Some other patterns such as database per service and shared database per service is mandatory.
1. CQRS Command Query Responsibility Segregation
CQRS means Command Query Responsibility Segregation. As the name implies, it is about separating the responsibility of writing and reading of data. CQRS is a code pattern and not an architectural pattern. It provide a way to optimise the database.
Return back result
In asynchronous workflow, it’s impossible to return the result thought the avocation path. There are several ways to return the result back to the caller. Note that it’s only an acknowledgment that the message has been store in queue.
- Using long polling technique, do it via another API endpoint. Let’s say we return the 302 status with location.
- Using webhooks. Of course, the client must provide webhooks. It should be a client as server.
- AWS WebSocket APIs
This asynchronous approach is not fit for all designs. It’s good for handling unpredictable traffic with significant volumes. So it’s not suitable for every use case. It’s better for scalability operations. There is no good design, only fit design for specific case.
Use cases:
- You implemented the database-per-service pattern and want to join data from multiple microservices.
- Your read and write workloads have separate requirements for scaling, latency, and consistency.
- Eventual consistency is acceptable for the read queries.
2. Event Sourcing
This pattern often used along with CQRS pattern.
Store events:
- AWS Eventbridge.
- Dynamodb if need to serve event like database in order to return GET response event event is being processed. Check the instruction here.
- Kinesis with S3.
Use case:
- Events are used to completely rebuild the application’s state.
- You require events to be replayed in the system, and that an application’s state can be determined at any point in time.
- You want to be able to reverse specific events without having to start with a blank application state.
- Your system requires a stream of events that can easily be serialized to create an automated log.
- Your system requires heavy read operations but is light on write operations; heavy read operations can be directed to an in-memory database, which is kept updated with the events stream.
3. Saga pattern
This pattern is for failure management. This help to build the consistency of data. Each service will handle both success and failure. We put the services in sequence. Many services need to work together to complete a task.
Imagine that we have many services: order, payment and inventory. When a users create an order. We need to check the payment and minus an amount of money in their account. But what we will do if then it check the inventory and no item left? How to rollback this money?
There are two types of implementation:
- Choreography/ˌkɔːriˈɑːɡrəfi/: we develop event sourcing using message broker and other services will listen for events and proceed them locally both success and failure. But if the saga workflow steps increase, it becomes hard to manage.
- Orchestration/ˌɔːrkɪˈstreɪʃn/: we build an orchestration service to call other services locally, gathering the inputs, outputs, make them processed in order. Can use lambda step function to implement this pattern. It’s good for many steps of workflow.
Use case: use this pattern if it requires data consistency and rollback mechanism.

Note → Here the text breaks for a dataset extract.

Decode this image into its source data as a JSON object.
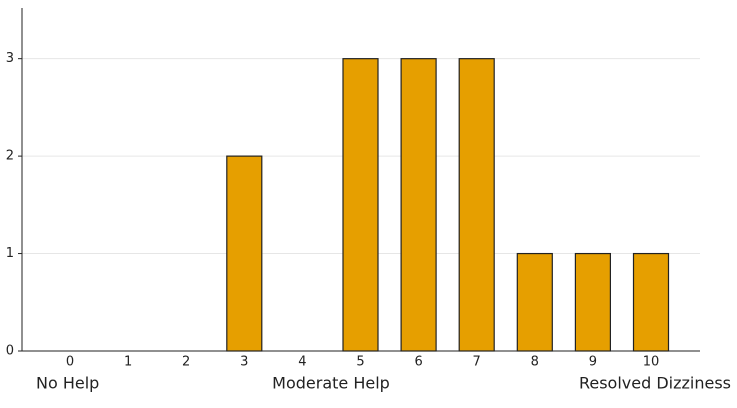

4. Proxy microservice pattern
This proxy is at the request level. It’s really good at transition time when we are moving monolith application to Microservices. A proxy service will represent the monolith application. Behind this proxy, it will send request to other services.
5. API composing pattern
A service calls other service APIs separately to get results and join them in-memory combination. Use it if we need to join data from multiple services. We can not avoid this in distributed system.
Distributed system as well as Microservices are for scalable system. We don’t have to apply all patterns due to complex implementation, pros and cons of it. No code, no issue with code. Keep it simple and extending it carefully.